The Land of Wú Chù

Aside from some form of Worterburgh, Wú Chù is arguably one of the more common city Central City found in the many reflections of reality. While the exact details of it’s history may vary, as does the exact point in its timeline, there are a few common elements found to it’s history.


  • History of Wú Chù

History of Wú Chù

Ancient Times & Conquest

Much like it’s counterpart, Worterburgh (more specifically the Worterburgh found in ‘Terra Incognita’, Wú Chù was originally a land inhabited by strange barbarians who called themselves many things, often translated as Ochill. They were a polytheist, pagan society with a Priest-King Caste.

Much like in other timelines, the people of Ochill were eventually conquered by the English. However, unlike the timeline which the player characters are familiar with, the reasons for this conquest was drastically different. In this timeline, China was a rising colonial superpower which the British Empire had a hard time competing. The taking of Ochill was motivated by the hopes of gaining a better foothold off the coast of the so-called New World.

The Struggling Worterburgh and the Kingstree Pact (Late 17th Century)

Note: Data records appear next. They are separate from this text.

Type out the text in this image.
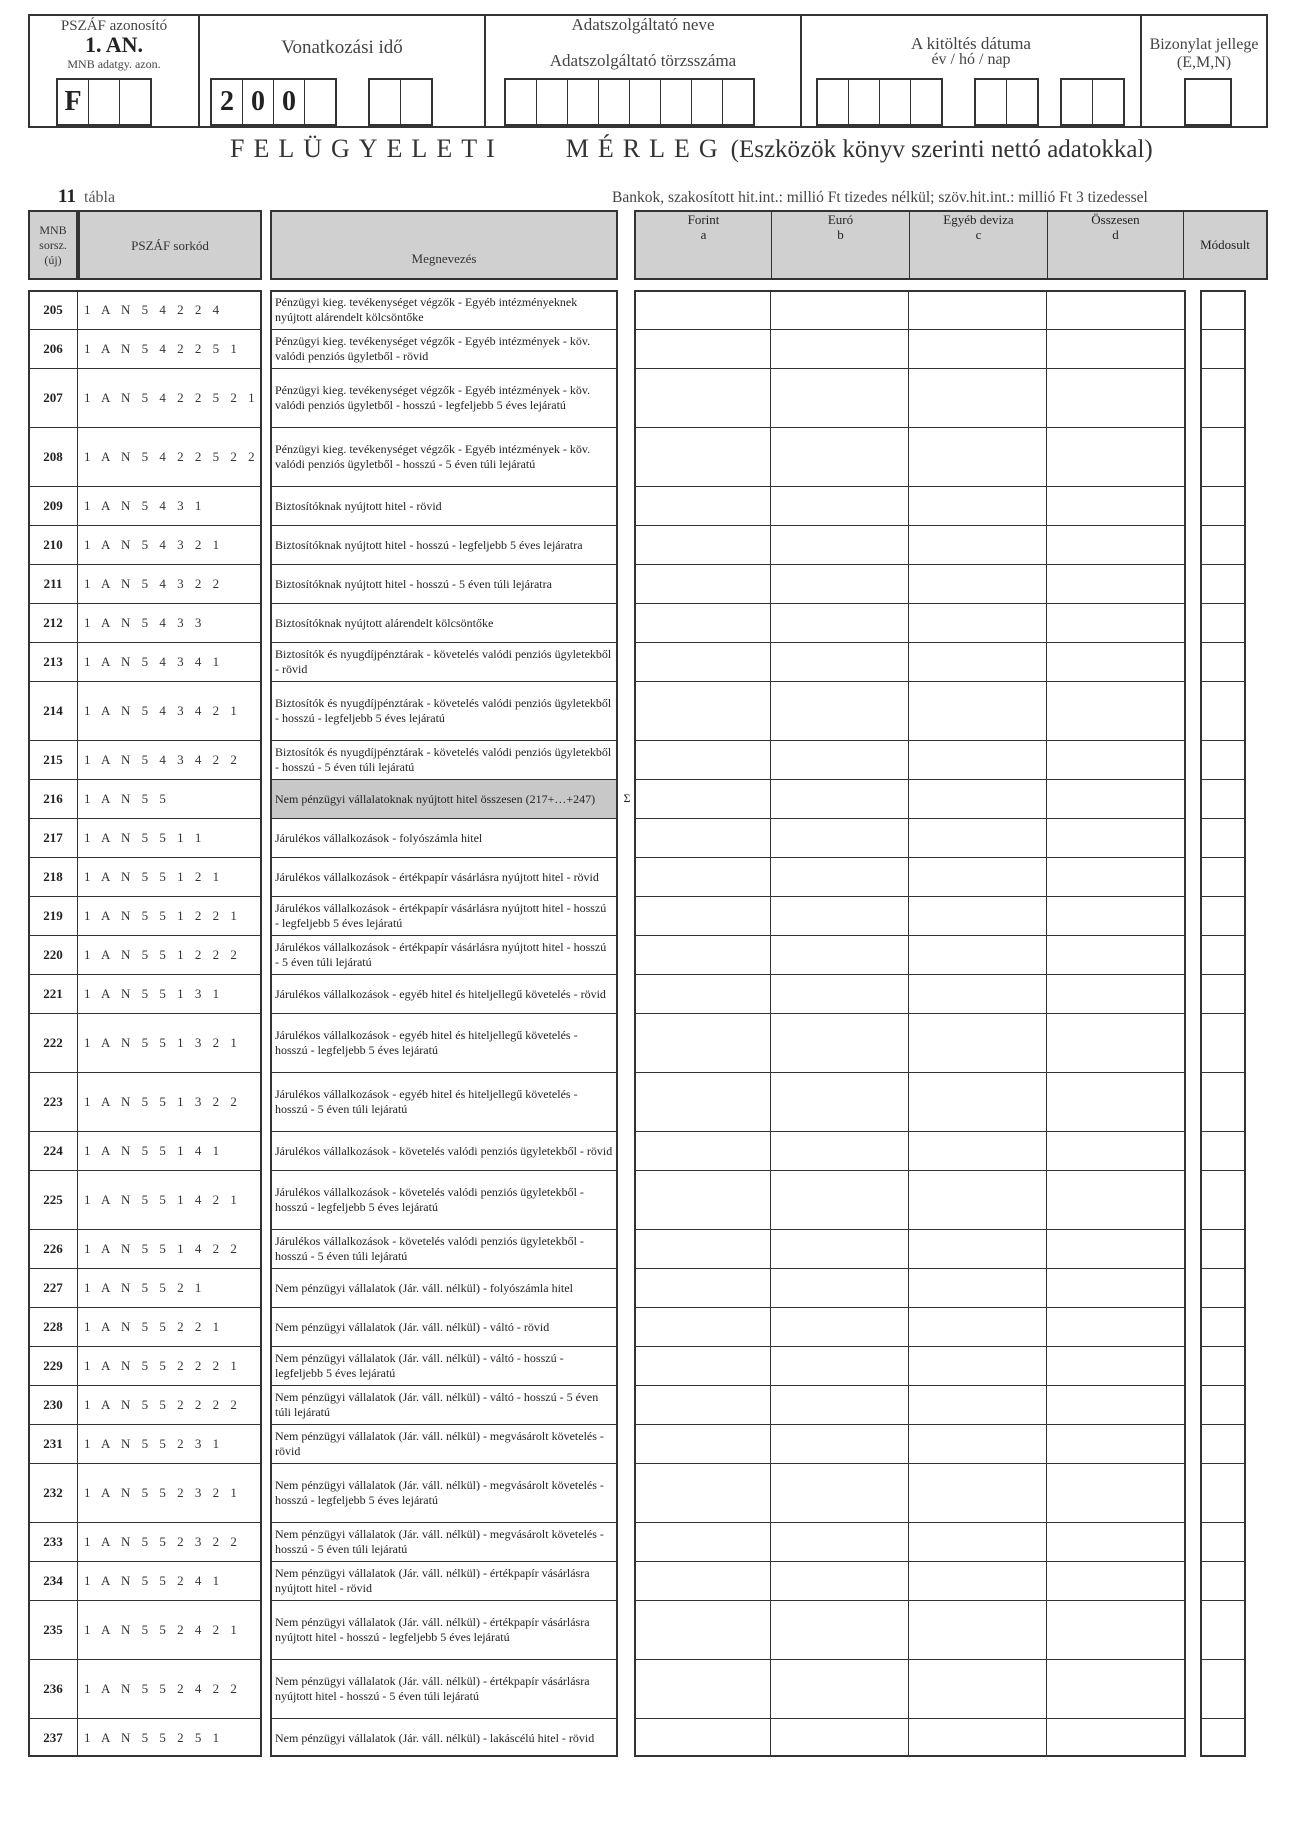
PSZÁF azonosító
1. AN.
MNB adatgy. azon.
F
Vonatkozási idő
2 0 0
Adatszolgáltató neve
Adatszolgáltató törzsszáma
A kitöltés dátuma
év / hó / nap
Bizonylat jellege (E,M,N)
FELÜGYELETI    MÉRLEG (Eszközök könyv szerinti nettó adatokkal)
11 tábla	Bankok, szakosított hit.int.: millió Ft tizedes nélkül; szöv.hit.int.: millió Ft 3 tizedessel
MNB sorsz. (új)
PSZÁF sorkód
Megnevezés
Forint
a
Euró
b
Egyéb deviza
c
Összesen
d
Módosult
205	1 A N 5 4 2 2 4	Pénzügyi kieg. tevékenységet végzők - Egyéb intézményeknek nyújtott alárendelt kölcsöntőke
206	1 A N 5 4 2 2 5 1	Pénzügyi kieg. tevékenységet végzők - Egyéb intézmények - köv. valódi penziós ügyletből - rövid
207	1 A N 5 4 2 2 5 2 1 Pénzügyi kieg. tevékenységet végzők - Egyéb intézmények - köv. valódi penziós ügyletből - hosszú - legfeljebb 5 éves lejáratú
208	1 A N 5 4 2 2 5 2 2 Pénzügyi kieg. tevékenységet végzők - Egyéb intézmények - köv. valódi penziós ügyletből - hosszú - 5 éven túli lejáratú
209	1 A N 5 4 3 1	Biztosítóknak nyújtott hitel - rövid
210	1 A N 5 4 3 2 1	Biztosítóknak nyújtott hitel - hosszú - legfeljebb 5 éves lejáratra
211	1 A N 5 4 3 2 2	Biztosítóknak nyújtott hitel - hosszú - 5 éven túli lejáratra
212	1 A N 5 4 3 3	Biztosítóknak nyújtott alárendelt kölcsöntőke
213	1 A N 5 4 3 4 1	Biztosítók és nyugdíjpénztárak - követelés valódi penziós ügyletekből - rövid
214	1 A N 5 4 3 4 2 1	Biztosítók és nyugdíjpénztárak - követelés valódi penziós ügyletekből - hosszú - legfeljebb 5 éves lejáratú
215	1 A N 5 4 3 4 2 2	Biztosítók és nyugdíjpénztárak - követelés valódi penziós ügyletekből - hosszú - 5 éven túli lejáratú
216	1 A N 5 5	Nem pénzügyi vállalatoknak nyújtott hitel összesen (217+…+247)	Σ
217	1 A N 5 5 1 1	Járulékos vállalkozások - folyószámla hitel
218	1 A N 5 5 1 2 1	Járulékos vállalkozások - értékpapír vásárlásra nyújtott hitel - rövid
219	1 A N 5 5 1 2 2 1	Járulékos vállalkozások - értékpapír vásárlásra nyújtott hitel - hosszú - legfeljebb 5 éves lejáratú
220	1 A N 5 5 1 2 2 2	Járulékos vállalkozások - értékpapír vásárlásra nyújtott hitel - hosszú - 5 éven túli lejáratú
221	1 A N 5 5 1 3 1	Járulékos vállalkozások - egyéb hitel és hiteljellegű követelés - rövid
222	1 A N 5 5 1 3 2 1	Járulékos vállalkozások - egyéb hitel és hiteljellegű követelés - hosszú - legfeljebb 5 éves lejáratú
223	1 A N 5 5 1 3 2 2	Járulékos vállalkozások - egyéb hitel és hiteljellegű követelés - hosszú - 5 éven túli lejáratú
224	1 A N 5 5 1 4 1	Járulékos vállalkozások - követelés valódi penziós ügyletekből - rövid
225	1 A N 5 5 1 4 2 1	Járulékos vállalkozások - követelés valódi penziós ügyletekből - hosszú - legfeljebb 5 éves lejáratú
226	1 A N 5 5 1 4 2 2	Járulékos vállalkozások - követelés valódi penziós ügyletekből - hosszú - 5 éven túli lejáratú
227	1 A N 5 5 2 1	Nem pénzügyi vállalatok (Jár. váll. nélkül) - folyószámla hitel
228	1 A N 5 5 2 2 1	Nem pénzügyi vállalatok (Jár. váll. nélkül) - váltó - rövid
229	1 A N 5 5 2 2 2 1	Nem pénzügyi vállalatok (Jár. váll. nélkül) - váltó - hosszú - legfeljebb 5 éves lejáratú
230	1 A N 5 5 2 2 2 2	Nem pénzügyi vállalatok (Jár. váll. nélkül) - váltó - hosszú - 5 éven túli lejáratú
231	1 A N 5 5 2 3 1	Nem pénzügyi vállalatok (Jár. váll. nélkül) - megvásárolt követelés - rövid
232	1 A N 5 5 2 3 2 1	Nem pénzügyi vállalatok (Jár. váll. nélkül) - megvásárolt követelés - hosszú - legfeljebb 5 éves lejáratú
233	1 A N 5 5 2 3 2 2	Nem pénzügyi vállalatok (Jár. váll. nélkül) - megvásárolt követelés - hosszú - 5 éven túli lejáratú
234	1 A N 5 5 2 4 1	Nem pénzügyi vállalatok (Jár. váll. nélkül) - értékpapír vásárlásra nyújtott hitel - rövid
235	1 A N 5 5 2 4 2 1	Nem pénzügyi vállalatok (Jár. váll. nélkül) - értékpapír vásárlásra nyújtott hitel - hosszú - legfeljebb 5 éves lejáratú
236	1 A N 5 5 2 4 2 2	Nem pénzügyi vállalatok (Jár. váll. nélkül) - értékpapír vásárlásra nyújtott hitel - hosszú - 5 éven túli lejáratú
237	1 A N 5 5 2 5 1	Nem pénzügyi vállalatok (Jár. váll. nélkül) - lakáscélú hitel - rövid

For a good century, Worterburgh (the new name for Ochill) was a struggling colony suffering from the slow but steady weakening of the British Empire which simply could not compete with the China of this time, as China’s empire grew to encompass India, Japan and what we call Australia. The Worterburgh of this time was in many ways similar to its ‘main’ counterpart: a nobility which assumed the mantle of rulership from the Priest-King caste and a church combining pagan and christian aspects. The only major difference was a much smaller population of europeans.

Because the europeans were weaker and less numerous in this timeline, there was much pressure from the Ochill-blooded underclass and the remaining holds of Ochill civilization. At this time, the Chinese Empire was eager to add Worterburgh to its ever-increasing list of conquests. The Kingstree Pact led to something which would appear somewhat alien to those not native to this timeline: an alliance between the european colonist and the native inhabitants against Chinese influence and interest. Unfortunately, while certainly a strange and unique cultural touchstone, this alliance ultimately failed when the British crown was defeated and surrendered Worterburgh to the Chinese Empire.

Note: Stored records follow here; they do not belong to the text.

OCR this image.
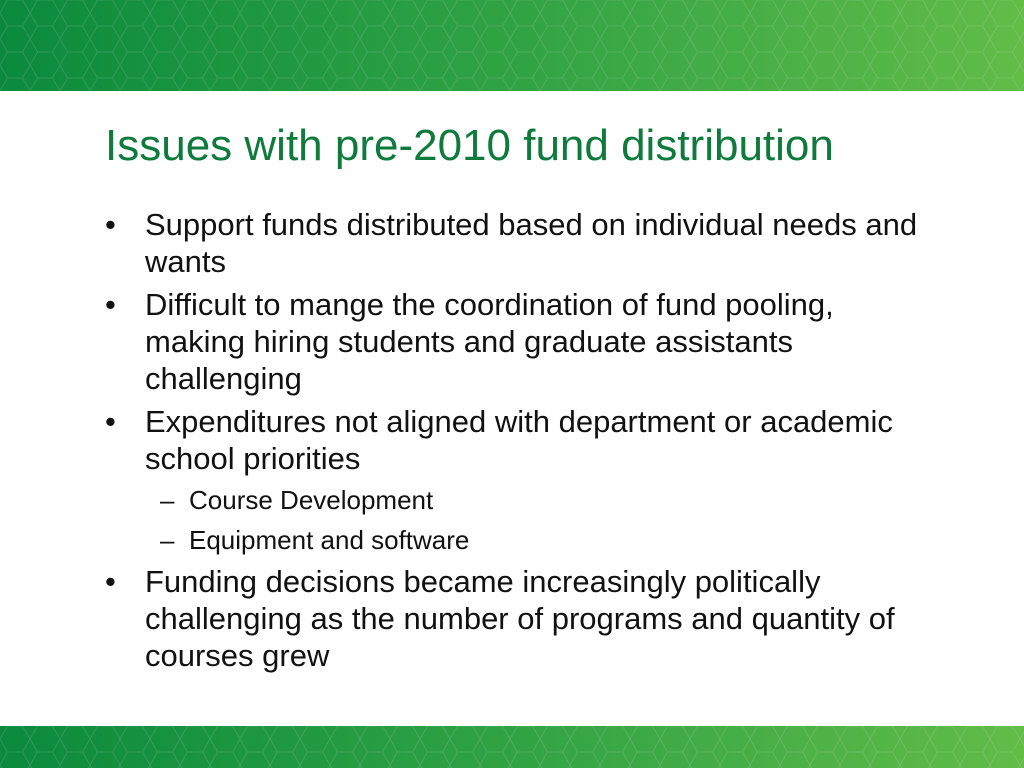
Issues with pre-2010 fund distribution
• Support funds distributed based on individual needs and wants
• Difficult to mange the coordination of fund pooling, making hiring students and graduate assistants challenging
• Expenditures not aligned with department or academic school priorities
– Course Development
– Equipment and software
• Funding decisions became increasingly politically challenging as the number of programs and quantity of courses grew
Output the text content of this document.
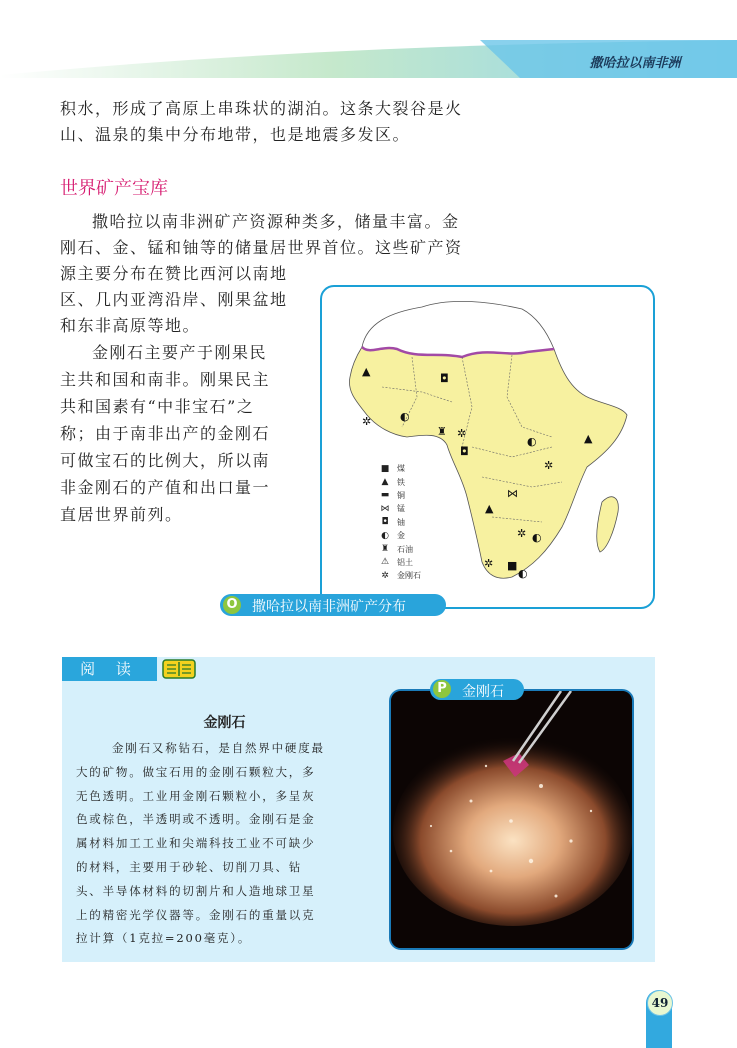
撒哈拉以南非洲

积水，形成了高原上串珠状的湖泊。这条大裂谷是火

山、温泉的集中分布地带，也是地震多发区。

世界矿产宝库

撒哈拉以南非洲矿产资源种类多，储量丰富。金

刚石、金、锰和铀等的储量居世界首位。这些矿产资

源主要分布在赞比西河以南地

区、几内亚湾沿岸、刚果盆地

和东非高原等地。

金刚石主要产于刚果民

主共和国和南非。刚果民主

共和国素有“中非宝石”之

称；由于南非出产的金刚石

可做宝石的比例大，所以南

非金刚石的产值和出口量一

直居世界前列。

▲
◘
◐
✲
♜ ✲
◘
◐	▲
✲
⋈
▲
✲ ◐
✲ ■
◐
■ 煤
▲	铁
▬ 铜
⋈ 锰
◘	铀
◐ 金
♜ 石油
⚠ 铝土
✲ 金刚石
O 撒哈拉以南非洲矿产分布
阅 读
金刚石
金刚石又称钻石，是自然界中硬度最
大的矿物。做宝石用的金刚石颗粒大，多
无色透明。工业用金刚石颗粒小，多呈灰
色或棕色，半透明或不透明。金刚石是金
属材料加工工业和尖端科技工业不可缺少
的材料，主要用于砂轮、切削刀具、钻
头、半导体材料的切割片和人造地球卫星
上的精密光学仪器等。金刚石的重量以克
拉计算（1克拉=200毫克）。
P	金刚石
49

Mandate Of Heaven and Expansion (18th Century)

Rich in resources, Worterburgh (now renamed Wú Chù) soon found itself the accidental crown jewel of the Chinese Empire. Chinese workers and traders flooded in the city over the following decades, transforming the city and nearby regions into a booming trading hub.

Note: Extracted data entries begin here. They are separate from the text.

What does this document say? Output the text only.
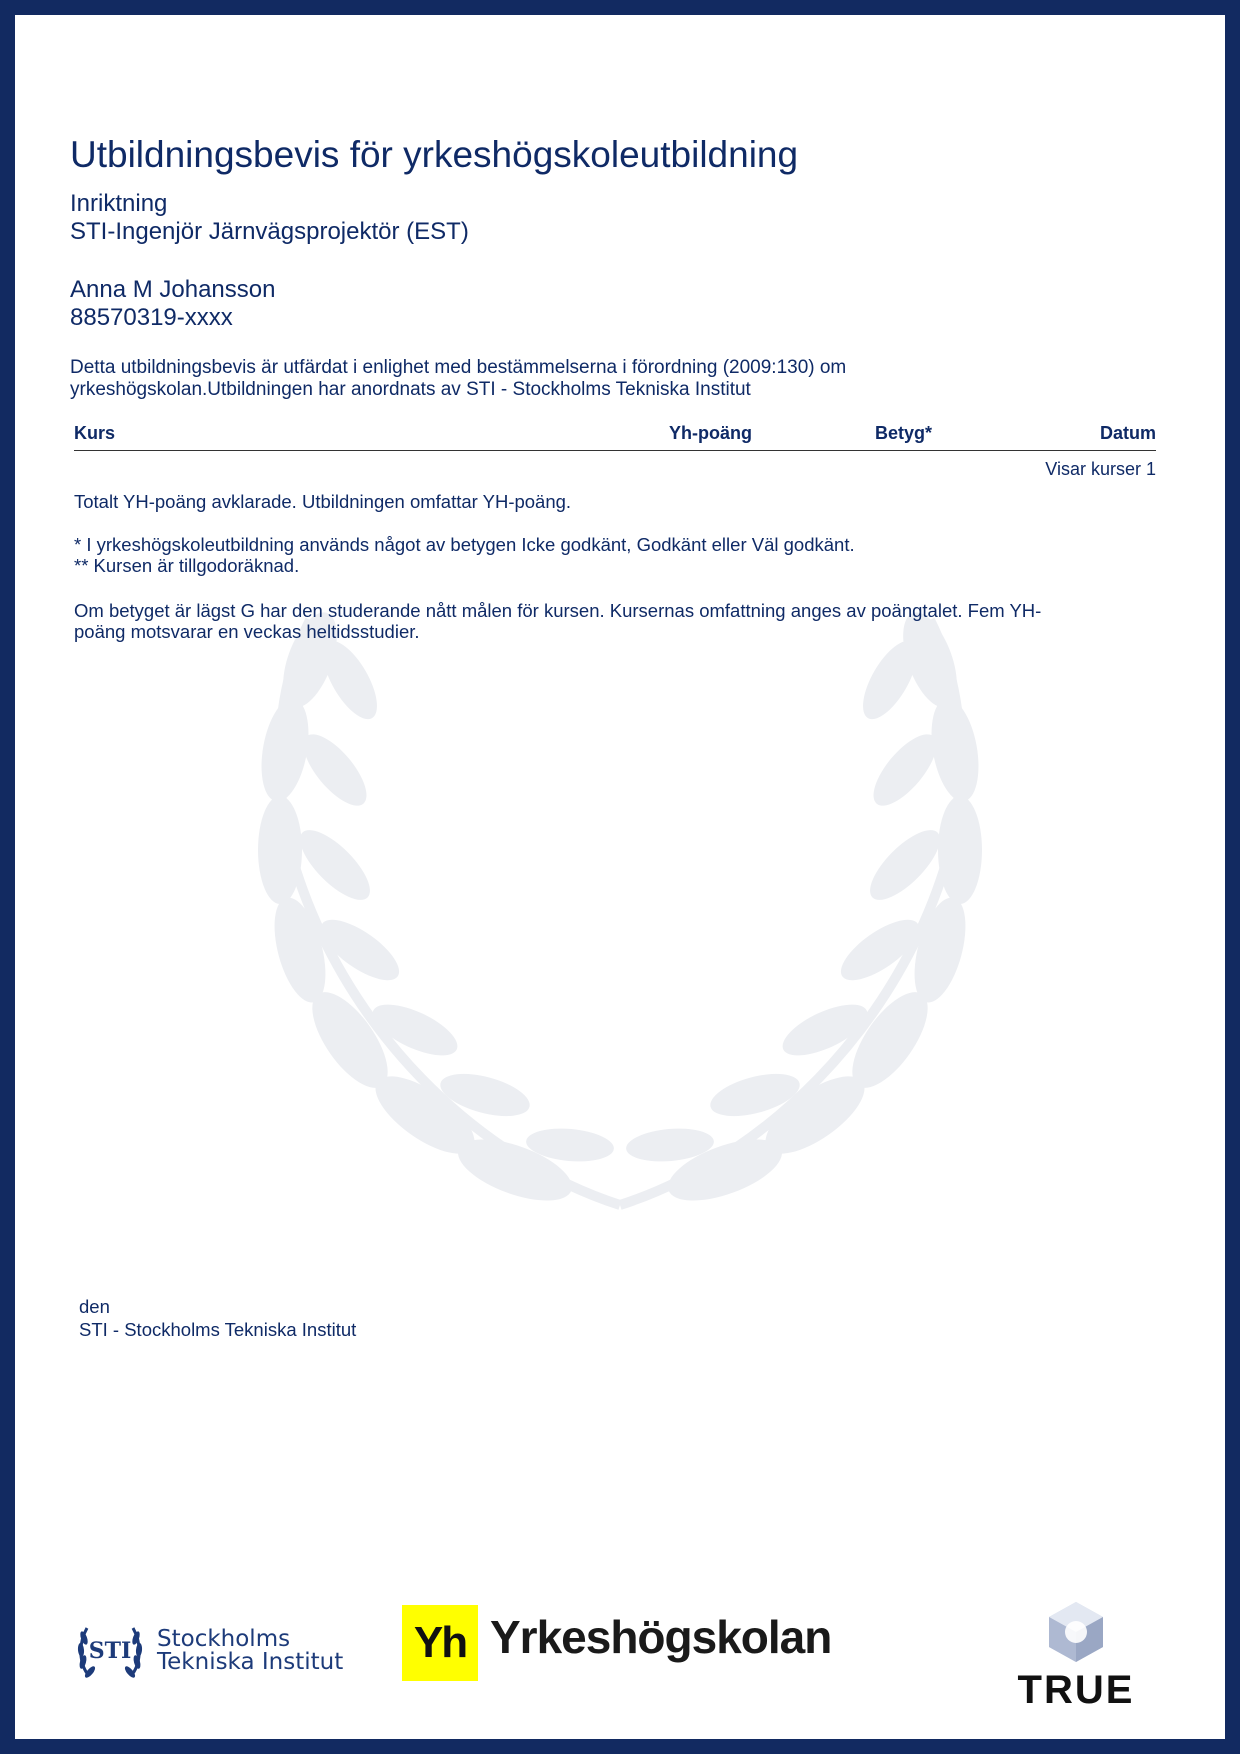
Utbildningsbevis för yrkeshögskoleutbildning
Inriktning
STI-Ingenjör Järnvägsprojektör (EST)
Anna M Johansson
88570319-xxxx
Detta utbildningsbevis är utfärdat i enlighet med bestämmelserna i förordning (2009:130) om
yrkeshögskolan.Utbildningen har anordnats av STI - Stockholms Tekniska Institut
Kurs	Yh-poäng	Betyg*	Datum
Visar kurser 1
Totalt YH-poäng avklarade. Utbildningen omfattar YH-poäng.
* I yrkeshögskoleutbildning används något av betygen Icke godkänt, Godkänt eller Väl godkänt.
** Kursen är tillgodoräknad.
Om betyget är lägst G har den studerande nått målen för kursen. Kursernas omfattning anges av poängtalet. Fem YH-
poäng motsvarar en veckas heltidsstudier.
den
STI - Stockholms Tekniska Institut
STI Stockholms
Tekniska Institut Yh Yrkeshögskolan
TRUE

The Jade Tree Throne (Mid 19th Century)

Much like in the ‘main’ timeline, Wú Chù developed its own unique culture, religion and traditions. While heavily tinted by the dominance of Chinese culture, the culture of Wú Chù nevertheless has it’s own unique and unusual traits, especially due to the mingling with the much larger population of Ochill.

In some timelines, in the mid 19th Century, a combination and economic and cultural reasons lead to what the Chinese Empire deem at this point impossible: rebellion. In those timelines where this rebellion is successful, the new ruler appoint himself the ‘Jade Tree Emperor’ (a deformation of the connection between the Old Kings and their Kingstree).